Friday, April 23, 2010

The A-Rod and Dallas Braden Thing

Courtesy of flipflopflyball:

And as far as I'm concerned, this is a nonissue. Dallas Braden did the right thing by defending his mound. Alex Rodriguez did the right thing by skipping through the pitcher's mound if he thought it would rattle Braden.

I don't know whether it's an "unwritten rule" or not that batters avoid going over the mound ... but whether it is or not is not the issue. These are world-class athletes performing under levels of stress we can't even begin to imagine. If A-Rod thinks it'll help his team win, and he is willing to face the repercussions, then by all means he should do it.

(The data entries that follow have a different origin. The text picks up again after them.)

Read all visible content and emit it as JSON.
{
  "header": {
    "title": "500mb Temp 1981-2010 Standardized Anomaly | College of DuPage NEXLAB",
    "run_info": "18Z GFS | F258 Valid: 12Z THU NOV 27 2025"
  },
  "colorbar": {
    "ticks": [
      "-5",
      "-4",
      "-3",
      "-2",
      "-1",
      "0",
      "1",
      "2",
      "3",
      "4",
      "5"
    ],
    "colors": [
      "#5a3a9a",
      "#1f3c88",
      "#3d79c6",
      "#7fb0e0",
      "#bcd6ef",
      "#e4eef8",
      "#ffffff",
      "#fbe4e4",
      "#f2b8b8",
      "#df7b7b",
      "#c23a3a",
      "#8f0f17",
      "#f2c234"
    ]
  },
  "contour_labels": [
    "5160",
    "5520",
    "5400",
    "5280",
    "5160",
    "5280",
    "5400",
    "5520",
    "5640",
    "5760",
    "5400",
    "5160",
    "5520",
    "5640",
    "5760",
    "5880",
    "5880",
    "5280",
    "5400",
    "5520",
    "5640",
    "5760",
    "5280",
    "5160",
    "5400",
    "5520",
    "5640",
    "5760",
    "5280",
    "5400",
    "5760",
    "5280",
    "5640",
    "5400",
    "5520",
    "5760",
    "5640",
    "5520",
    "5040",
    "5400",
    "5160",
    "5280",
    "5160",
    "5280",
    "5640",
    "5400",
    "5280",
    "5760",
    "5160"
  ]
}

It actually speaks volumes about his character that he cares more about winning than what the opposition thinks about his actions -- that he might be willing to take a heater in the ribs the next time up for the sake of rattling Braden. Good for him. And good for Braden for having some personal pride and letting A-Rod know that he noticed.


Bryan H. said...

I disagree with you on this one Mangan. While I understand doing whatever you need to do to get a competitive edge (and Arod has certainly does that both within and outside the rules) there is some degree of etiquette that should be followed. The problem is, Arod is likely not going to face any consequence for his action. Nobody is actually going to throw inside as pitchers are basically not allowed to hit a batter on purpose anymore. Hell, Cliff Lee was almost suspended for tossing a ball above a guys head in spring training.

Kevin said...

So who is going to read that "Unwritten Rules of Baseball" book to see if this is actually a rule? I can see that a pitcher wouldn't want people going over the mound because it messes with the terrain which affects their performance, but I think it's stupid otherwise. Yell at him after the play, but what the heck was the point of throwing stuff in his dugout? That guy is nutcase.

Brian Mangan said...

Hahah... okay yes, Braden was probably over the top. But I think he was right to defend his turf (even if he was a little overboard).

Harris - don't you be stepping on my mound. Even though I'd never intentionally hit you, and even if I did I do not throw hard enough to hurt you, I will still yell.